5 AUGUST 1972, Page 24

Ballet

Tetley's crowd

Robin Young

Glen Tetley's Laborintus, premiered by the Royal Ballet last week, is preferable, at least, to his Field Figures: for a start it is twenty minutes shorter. It also has a complex and dramatic score by Luciano Berio, in place of wearisome Stockhausen. And Rouben Ter-Arutunian has dressed it up with movable triple-finned reflectors, a backdrop like an artist's impression of the Fleet Line, and expanding side-curtains from which some of the world's over-population look down.

Oh. The choreography is much as before twisting, toppling, stretching. People throwing themselves at each other, or doing intimate wrap-arounds. Only it marked propensity among the dancers to stumble or fall over made one doubt that it was as familiar as it looked.

Not that Tetley could well have been provided with a stronger cast. Deanne Bergsma, Vergie Derman, Desmond Kelly and Nureyev he has had before, but it was Lynn Seymour who took the honours here — overcoming the fact that her figure, at least, is not flattered by the unrestrictive simplicity of the costumes. The furious energy of her solo became her better than the all-too matronly calm at the end.

Berio's score, for seventeen instruments, three soloists, an Italian-speaking narrator, chorus and pre-recorded tape, is a magnificent confusion, with a narrator's text by Eduardo Sanguinetti which draws on Dante, the Nile and T. S. Eliot, and musical references to Monteverdi, Stravinsky, jazz etc.

It is already go thick with possible meanings that it would be unreasonable to hope, or wish, that choreography would add anything. The mixture of spoken and sung words is largely unintelligible at first hearing in any case, and the dancing cer tainly does nothing to detract from the general excitement and confusion of the piece. I am no nearer to knowing how you dance about usury being a sin against nature, or to seeing what Tetley means by saying that Laborintus is largely about ecology and waste.

Those matters were more explicitly handled in Geoff Moore's Sun, presented by Moving Being at The Place. There the multi-media longeurs included a strident lecture on the subject delivered in such a declamatory style that it almost killed my liberal conscience dead. Texts from eleven writers were set against music from eleven sources — but this was patchwork against Berio's coldage.

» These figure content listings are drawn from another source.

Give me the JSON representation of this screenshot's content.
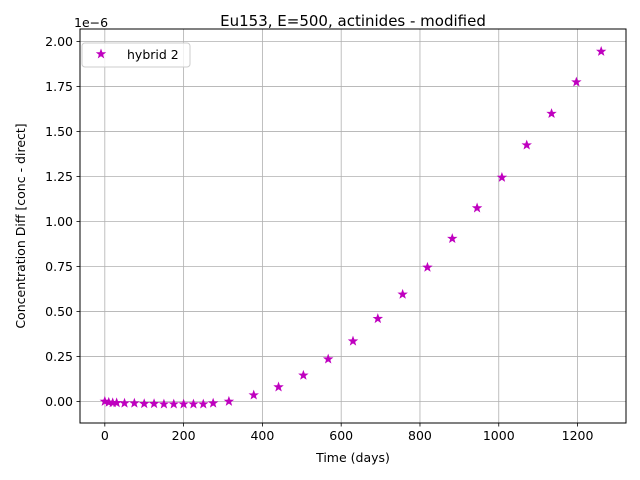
{
  "chart_data": {
    "type": "scatter",
    "title": "Eu153, E=500, actinides - modified",
    "xlabel": "Time (days)",
    "ylabel": "Concentration Diff [conc - direct]",
    "y_offset_label": "1e−6",
    "xlim": [
      -63,
      1323
    ],
    "ylim": [
      -0.12,
      2.07
    ],
    "x_ticks": [
      0,
      200,
      400,
      600,
      800,
      1000,
      1200
    ],
    "y_ticks": [
      0.0,
      0.25,
      0.5,
      0.75,
      1.0,
      1.25,
      1.5,
      1.75,
      2.0
    ],
    "x_tick_labels": [
      "0",
      "200",
      "400",
      "600",
      "800",
      "1000",
      "1200"
    ],
    "y_tick_labels": [
      "0.00",
      "0.25",
      "0.50",
      "0.75",
      "1.00",
      "1.25",
      "1.50",
      "1.75",
      "2.00"
    ],
    "grid": true,
    "legend_position": "top-left",
    "colors": {
      "series": "#bf00bf",
      "grid": "#b0b0b0",
      "axes": "#000000"
    },
    "series": [
      {
        "name": "hybrid 2",
        "marker": "star",
        "x": [
          0,
          10,
          20,
          30,
          50,
          75,
          100,
          125,
          150,
          175,
          200,
          225,
          250,
          275,
          315,
          378,
          441,
          504,
          567,
          630,
          693,
          756,
          819,
          882,
          945,
          1008,
          1071,
          1134,
          1197,
          1260
        ],
        "y": [
          0.0,
          -0.005,
          -0.008,
          -0.008,
          -0.01,
          -0.01,
          -0.013,
          -0.013,
          -0.015,
          -0.015,
          -0.015,
          -0.015,
          -0.015,
          -0.01,
          0.0,
          0.035,
          0.08,
          0.145,
          0.235,
          0.335,
          0.46,
          0.595,
          0.745,
          0.905,
          1.075,
          1.245,
          1.425,
          1.6,
          1.775,
          1.945
        ]
      }
    ]
  }
}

Because Sun carried its meanings nearer the surface and was presented in an intimate theatre and not a Royal Opera House, its pretentiousness showed painfully.

The Covent Garden programme supplementing Laborintus started with Nureyev's showy La Bayadere — in which Vyvyan Lorrayne's difficulties were embarrassing — and ended with Ashton's Symphonic Variations which was bound to look a bit wispy after all that had gone before. Miss Lorrayne had an easier time in MacMillan's slight and undistinguished (save by some unseemly lifts) Ballads, which the Royal's touring group introduced in Brighton and Edmonton, in neither of whose theatres could anything below their calves be seen from the stalls.

Finally, at the Festival Hall there is (until the end of the week) a carefree if somewhat repetitive West Indian carnival called Ambikaila, performed by the Trinidad Folk Performing Company and their sonorous steelband. The dancing is more fun than the calypsos.